Сержант промолчал. Действительно, на этот раз процесс воссоздания занял намного больше времени, чем это бывало обычно. Пять — семь минут… ну, пускай, десять. Но они стоят здесь уже минут пятнадцать, не меньше!..

У сержанта мелькнула совершенно дикая мысль, что заключенный вообще не появился. Но это же просто невозможно! То есть возможно, конечно… Если айттер, на котором была снята матрица, разрушен и перестал функционировать. Именно — не вышел из строя, а полностью разрушен. Потому что вывести из строя айттер до сих пор не удавалось никому — основным элементом его служит этот самый белый овальный диск. Сложная конструкция из кристаллов, в которой никто до конца толком так и не разобрался, ни один ученый. Пользуются, а как она работает — представляют себе довольно смутно. И повредить этот диск невозможно, разве что сунуть его в какую-нибудь сверхновую звезду. Но подобного, разумеется, никто с этим айттером не вытворял. Так что сбой в его работе просто невозможен, если…

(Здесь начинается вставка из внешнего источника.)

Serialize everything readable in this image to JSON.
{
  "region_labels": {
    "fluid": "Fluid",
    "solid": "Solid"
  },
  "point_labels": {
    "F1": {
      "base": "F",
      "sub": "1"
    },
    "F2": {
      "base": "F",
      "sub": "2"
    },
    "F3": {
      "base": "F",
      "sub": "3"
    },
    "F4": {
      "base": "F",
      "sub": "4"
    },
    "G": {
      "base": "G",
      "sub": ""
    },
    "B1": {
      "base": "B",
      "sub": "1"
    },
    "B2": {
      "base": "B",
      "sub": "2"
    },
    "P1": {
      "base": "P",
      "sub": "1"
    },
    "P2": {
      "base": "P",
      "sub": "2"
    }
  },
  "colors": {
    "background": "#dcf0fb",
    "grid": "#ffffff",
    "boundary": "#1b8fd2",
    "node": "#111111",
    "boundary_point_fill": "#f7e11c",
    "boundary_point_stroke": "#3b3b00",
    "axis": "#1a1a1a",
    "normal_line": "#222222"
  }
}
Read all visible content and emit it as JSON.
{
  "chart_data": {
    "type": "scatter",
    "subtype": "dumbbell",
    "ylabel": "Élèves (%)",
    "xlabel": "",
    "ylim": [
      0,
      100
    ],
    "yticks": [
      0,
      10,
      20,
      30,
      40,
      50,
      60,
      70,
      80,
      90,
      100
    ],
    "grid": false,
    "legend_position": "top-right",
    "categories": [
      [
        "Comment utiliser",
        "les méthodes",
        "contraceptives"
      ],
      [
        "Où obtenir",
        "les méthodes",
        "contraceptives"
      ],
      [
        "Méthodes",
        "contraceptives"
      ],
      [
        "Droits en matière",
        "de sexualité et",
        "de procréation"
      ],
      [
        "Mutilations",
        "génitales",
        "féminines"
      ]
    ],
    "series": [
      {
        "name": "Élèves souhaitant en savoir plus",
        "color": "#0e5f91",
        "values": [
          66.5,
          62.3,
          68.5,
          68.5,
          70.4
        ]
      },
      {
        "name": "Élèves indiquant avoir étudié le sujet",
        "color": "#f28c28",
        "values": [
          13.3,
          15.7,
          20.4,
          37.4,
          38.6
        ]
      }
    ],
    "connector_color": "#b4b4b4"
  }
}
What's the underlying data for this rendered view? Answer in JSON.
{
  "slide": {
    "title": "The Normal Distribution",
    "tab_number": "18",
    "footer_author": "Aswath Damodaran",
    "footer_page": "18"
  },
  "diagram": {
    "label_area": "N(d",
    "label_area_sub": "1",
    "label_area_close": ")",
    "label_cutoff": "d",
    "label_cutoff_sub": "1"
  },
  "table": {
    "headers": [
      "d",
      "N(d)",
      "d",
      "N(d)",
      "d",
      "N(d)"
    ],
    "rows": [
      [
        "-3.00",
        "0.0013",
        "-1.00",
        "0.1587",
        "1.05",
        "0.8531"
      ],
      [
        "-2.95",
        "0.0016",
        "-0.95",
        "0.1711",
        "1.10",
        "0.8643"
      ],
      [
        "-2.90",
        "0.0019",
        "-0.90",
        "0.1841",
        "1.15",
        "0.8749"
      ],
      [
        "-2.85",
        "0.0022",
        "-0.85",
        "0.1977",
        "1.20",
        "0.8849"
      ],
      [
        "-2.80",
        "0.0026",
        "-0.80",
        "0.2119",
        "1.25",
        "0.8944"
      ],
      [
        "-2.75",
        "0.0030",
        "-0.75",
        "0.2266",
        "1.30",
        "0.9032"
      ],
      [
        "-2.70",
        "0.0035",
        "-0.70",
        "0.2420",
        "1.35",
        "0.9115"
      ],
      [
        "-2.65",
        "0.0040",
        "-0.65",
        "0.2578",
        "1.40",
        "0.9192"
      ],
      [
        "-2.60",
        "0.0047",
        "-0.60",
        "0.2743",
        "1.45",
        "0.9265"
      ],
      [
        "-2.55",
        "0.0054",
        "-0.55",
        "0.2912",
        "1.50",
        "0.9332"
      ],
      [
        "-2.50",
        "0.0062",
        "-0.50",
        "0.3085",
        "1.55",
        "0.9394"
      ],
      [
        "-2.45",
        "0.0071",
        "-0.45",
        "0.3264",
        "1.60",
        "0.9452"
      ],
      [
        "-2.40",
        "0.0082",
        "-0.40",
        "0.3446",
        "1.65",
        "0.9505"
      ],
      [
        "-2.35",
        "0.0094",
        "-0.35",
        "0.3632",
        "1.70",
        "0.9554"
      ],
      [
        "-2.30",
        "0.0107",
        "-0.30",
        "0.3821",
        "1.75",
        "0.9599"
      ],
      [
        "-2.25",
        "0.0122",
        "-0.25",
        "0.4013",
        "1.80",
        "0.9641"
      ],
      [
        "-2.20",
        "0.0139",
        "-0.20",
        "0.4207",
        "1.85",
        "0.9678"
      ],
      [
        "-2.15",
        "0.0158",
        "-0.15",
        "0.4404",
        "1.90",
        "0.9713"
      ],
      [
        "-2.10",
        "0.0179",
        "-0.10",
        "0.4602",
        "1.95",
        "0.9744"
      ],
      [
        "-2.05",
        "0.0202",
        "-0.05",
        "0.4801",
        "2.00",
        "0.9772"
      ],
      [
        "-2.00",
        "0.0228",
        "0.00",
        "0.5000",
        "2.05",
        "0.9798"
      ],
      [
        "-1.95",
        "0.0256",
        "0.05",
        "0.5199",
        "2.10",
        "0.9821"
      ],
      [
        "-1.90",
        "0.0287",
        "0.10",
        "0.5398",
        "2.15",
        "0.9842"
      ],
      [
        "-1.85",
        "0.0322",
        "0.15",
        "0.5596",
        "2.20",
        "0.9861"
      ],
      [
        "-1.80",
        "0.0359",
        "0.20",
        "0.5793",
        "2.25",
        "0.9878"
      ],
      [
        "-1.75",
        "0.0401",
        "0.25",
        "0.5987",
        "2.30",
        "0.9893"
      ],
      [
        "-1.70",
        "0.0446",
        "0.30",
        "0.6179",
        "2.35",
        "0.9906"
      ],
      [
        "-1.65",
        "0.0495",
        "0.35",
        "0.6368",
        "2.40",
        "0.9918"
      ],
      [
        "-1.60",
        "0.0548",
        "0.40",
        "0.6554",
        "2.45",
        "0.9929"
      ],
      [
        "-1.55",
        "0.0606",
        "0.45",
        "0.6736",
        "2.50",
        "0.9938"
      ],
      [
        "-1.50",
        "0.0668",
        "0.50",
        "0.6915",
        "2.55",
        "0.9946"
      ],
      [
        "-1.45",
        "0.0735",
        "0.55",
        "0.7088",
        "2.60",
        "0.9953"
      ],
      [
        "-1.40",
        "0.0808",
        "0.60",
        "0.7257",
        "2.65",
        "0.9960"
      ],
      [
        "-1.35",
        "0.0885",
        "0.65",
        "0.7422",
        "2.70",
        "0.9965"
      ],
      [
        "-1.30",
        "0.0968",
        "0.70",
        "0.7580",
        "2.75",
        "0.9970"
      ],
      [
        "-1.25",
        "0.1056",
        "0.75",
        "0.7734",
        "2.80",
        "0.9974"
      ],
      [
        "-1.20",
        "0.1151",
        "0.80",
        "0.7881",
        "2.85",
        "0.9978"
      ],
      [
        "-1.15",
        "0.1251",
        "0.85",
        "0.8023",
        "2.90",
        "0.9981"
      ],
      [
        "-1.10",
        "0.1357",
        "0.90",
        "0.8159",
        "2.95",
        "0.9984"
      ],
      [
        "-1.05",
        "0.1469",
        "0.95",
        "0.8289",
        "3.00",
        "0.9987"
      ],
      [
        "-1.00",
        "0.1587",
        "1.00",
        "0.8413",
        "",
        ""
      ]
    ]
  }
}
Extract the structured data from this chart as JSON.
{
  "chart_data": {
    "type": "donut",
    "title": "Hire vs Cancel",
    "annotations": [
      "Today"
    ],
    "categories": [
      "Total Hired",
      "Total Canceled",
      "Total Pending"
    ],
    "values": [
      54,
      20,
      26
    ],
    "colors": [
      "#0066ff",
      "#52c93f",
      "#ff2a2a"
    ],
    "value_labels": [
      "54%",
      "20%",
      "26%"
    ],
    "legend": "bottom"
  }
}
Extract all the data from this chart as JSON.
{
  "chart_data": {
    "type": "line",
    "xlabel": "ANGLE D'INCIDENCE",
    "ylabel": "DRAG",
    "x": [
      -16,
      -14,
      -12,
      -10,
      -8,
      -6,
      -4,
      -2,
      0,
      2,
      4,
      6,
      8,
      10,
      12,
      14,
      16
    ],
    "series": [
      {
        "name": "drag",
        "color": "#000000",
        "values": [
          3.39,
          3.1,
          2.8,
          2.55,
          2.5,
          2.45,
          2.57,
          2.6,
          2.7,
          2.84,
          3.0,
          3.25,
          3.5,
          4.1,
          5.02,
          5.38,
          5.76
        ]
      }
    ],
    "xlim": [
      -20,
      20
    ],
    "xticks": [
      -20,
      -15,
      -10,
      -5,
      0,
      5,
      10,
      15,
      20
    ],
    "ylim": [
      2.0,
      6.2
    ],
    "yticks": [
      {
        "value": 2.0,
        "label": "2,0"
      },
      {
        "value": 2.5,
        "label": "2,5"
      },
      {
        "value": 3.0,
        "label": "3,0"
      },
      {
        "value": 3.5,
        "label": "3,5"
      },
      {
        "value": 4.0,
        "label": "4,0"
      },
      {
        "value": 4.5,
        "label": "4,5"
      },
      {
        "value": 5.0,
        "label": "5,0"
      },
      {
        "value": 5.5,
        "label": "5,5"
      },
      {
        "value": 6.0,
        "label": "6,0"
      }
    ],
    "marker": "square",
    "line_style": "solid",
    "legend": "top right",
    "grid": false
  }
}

Если матрица, только что снятая с человека, была не первой. Воскрешение всегда происходит лишь на том айттере, на котором была снята первая матрица. Однако в личном деле этого заключенного не было указано, что матрица уже снималась.

Сержанту стало неуютно. Он вдруг понял, что товарищ- здоровенный детина — прямо сейчас озвучивает все его мысли. И, глянув на второго своего спутника, сержант догадался, что эти же мысли присутствуют и в его голове.

— Не может быть! — убежденно говорил детина. — Мы же видели, что матрица с него не снималась. А у каждого, с кого снималась, есть пометка в личном деле. Да и не прислали бы сюда того, с кого матрица уже снята. Сюда только «чистых» присылают; как же иначе?…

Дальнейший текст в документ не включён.